Yuvatha is a 2008 Indian Telugu-language action drama film directed by Parasuram in his directorial debut. The film stars Nikhil Siddhartha and Aksha in the lead roles. The music was composed by Mani Sharma with cinematography by Jaswanth and editing by Marthand K. Venkatesh. The film released on 7 November 2008 to positive reviews and was a commercial success.

==Plot==
Babu (Nikhil Siddharth), an orphan raised by his uncle and aunt, believes that they have swindled his property. After an argument with his uncle, he leaves home and moves to Hyderabad to stay with his friends, whom he trusts. Babu is kindhearted and believes in spreading happiness. He accidentally meets Baby (Aksha), and they become good friends. Whenever she feels lonely, Babu and his three close friends—software engineer Ajay (Randhir Gattla), security guard Kiran (Utkam Rudhraksh), and assistant film director Subbu—cheer her up.

One day, during Baby’s birthday celebration, some goons harass her, and Babu confronts them. Later, they seek revenge, and in the ensuing clash, Subbu suffers severe injuries. The doctor demands ₹5 lakh for his surgery, prompting Babu to borrow money from a moneylender named Laddu (Narsing Yadav) on the condition that he repays it within a week. However, they fail to gather the required amount and request two more days. To arrange the money, Babu and Ajay attempt to rob a bank but get framed for a crime they did not commit. They suspect Kiran's involvement in setting them up and end up in jail.

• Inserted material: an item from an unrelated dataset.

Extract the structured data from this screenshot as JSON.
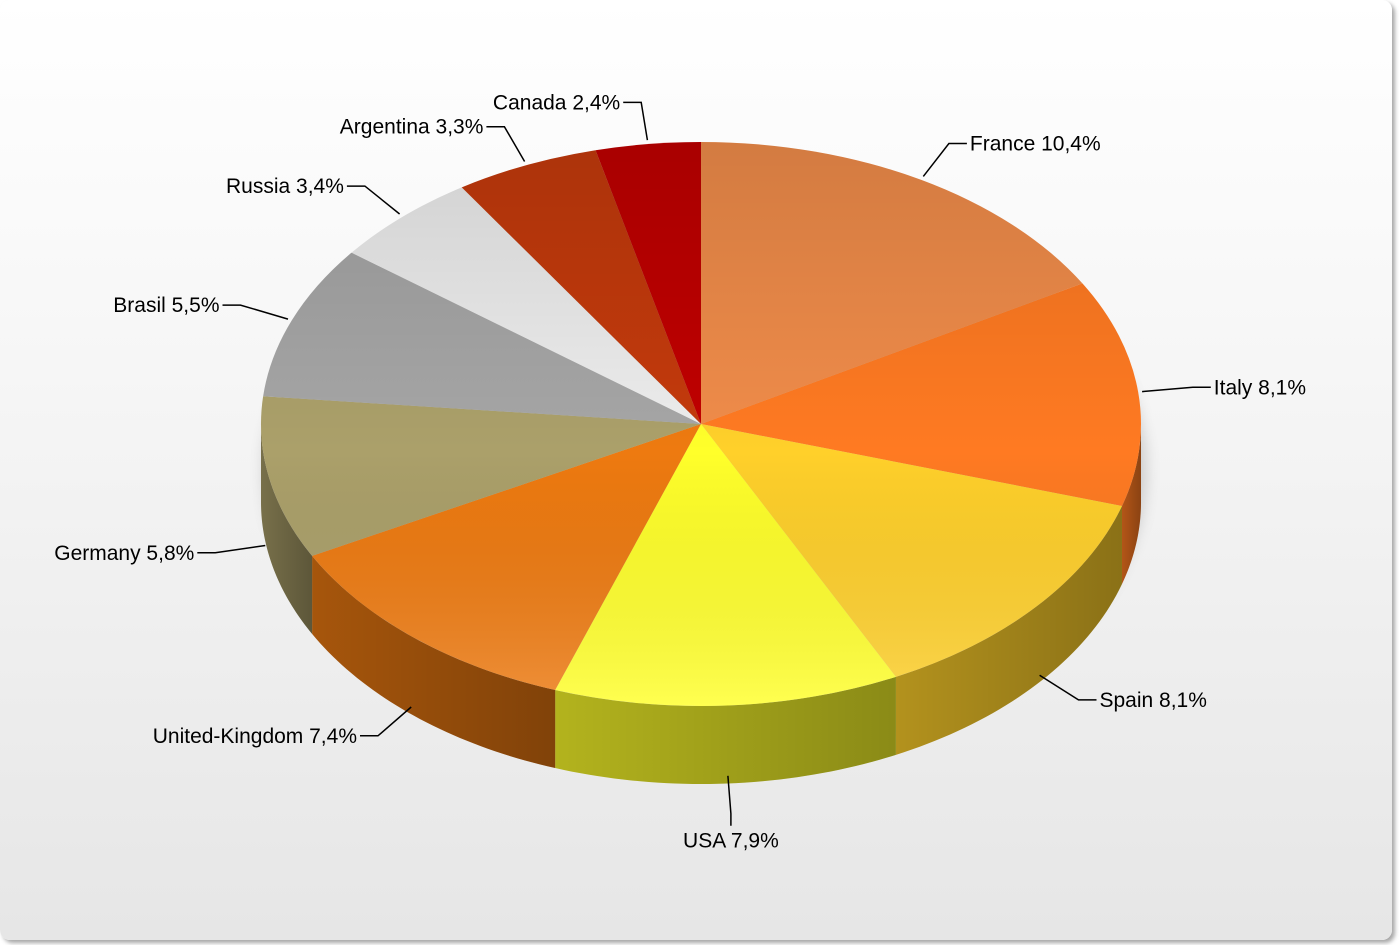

While in prison, Babu befriends the jailer (Jaya Prakash Reddy) and a notorious criminal, Nannanna (Sayaji Shinde). Meanwhile, a gangster named Sonu Seth (Jeeva) intervenes and secures their release. Babu and his friends soon discover that a criminal named Nayeem was actually behind the bank robbery. Suspecting a link between Nannanna and Nayeem, Babu seeks his help, and Nannanna agrees. Eventually, the court rules that Nayeem is the real culprit.

Babu, Ajay, and Kiran surrender themselves along with the stolen money in court. However, since they had previously escaped from jail, they are sentenced to six months in prison. The film concludes on a happy note with the reunion of the four friends and Baby.

==Cast==

- Nikhil Siddhartha as Veerababu "Babu"
- Aksha as Divya "Baby"
- Randhir Gattla as Ajay
- Utkam Rudhraksh as Kiran
- Sayaji Shinde as Nannanna
- Prakash Raj as Ghanta Babu
- Jaya Prakash Reddy as Jailer
- Narsing Yadav as Laddu
- Brahmanandam as Gandhi
- Jeeva as Sonu Seth
- Prudhviraj as Krishna Manohar
- Ravi Mariya as Nayeem
- Ravi Prakash as Doctor
- Srinivasa Reddy as Constable
- Shankar Melkote as Loan Agent
- Posani Krishna Murali as Home Minister
- Sivannarayana Naripeddi as House owner, Madhavi's father
- Krishnudu as Suribabu (special appearance)

==Soundtrack==

The music of Yuvatha was released on 21 August 2008 at Jouk Pub, Banjara Hills, Hyderabad. Aditya Music marketed the audio, with six songs. Producer and distributor Dil Raju released the audio CD and presented the first number to Hari, one of the producers. Bommarillu Bhaskar unveiled the audio cassette and gave it to director Parasuram.

The music and background score was composed by Mani Sharma and all the lyrics were penned by Krishna Chaitanya. The song "Eelesi Nuvvu" was a remake of Sharma's previous song "Aadungada Yennai Suththi" from Pokkiri (2007). The tune of the song "Yevarunnarani Neekaina" was reused by Sharma in Padikkadavan (2009) as "Kadavulum Kadhalum".

Track-List
| No. | Title | Singer(s) | Length |
|---|---|---|---|
| 1. | "Yuvatha Yuvatha" | Ranjith, Rahul Nambiar, Naveen | 3:58 |
| 2. | "Yevarunnarani Neekaina" | Hemachandra, Harini | 5:09 |
| 3. | "Eelesi Nuvvu" | Naveen | 4:28 |
| 4. | "Kotikokatila Ammayi" | Ranjith, Rita | 5:26 |
| 5. | "Maa Vooremo Cinna" | Murali, Malathi | 4:26 |
| Total length: |  |  | 23:27 |

== Reception ==
A critic from 123telugu wrote that the film is a "decent entertainer and a good one time watch".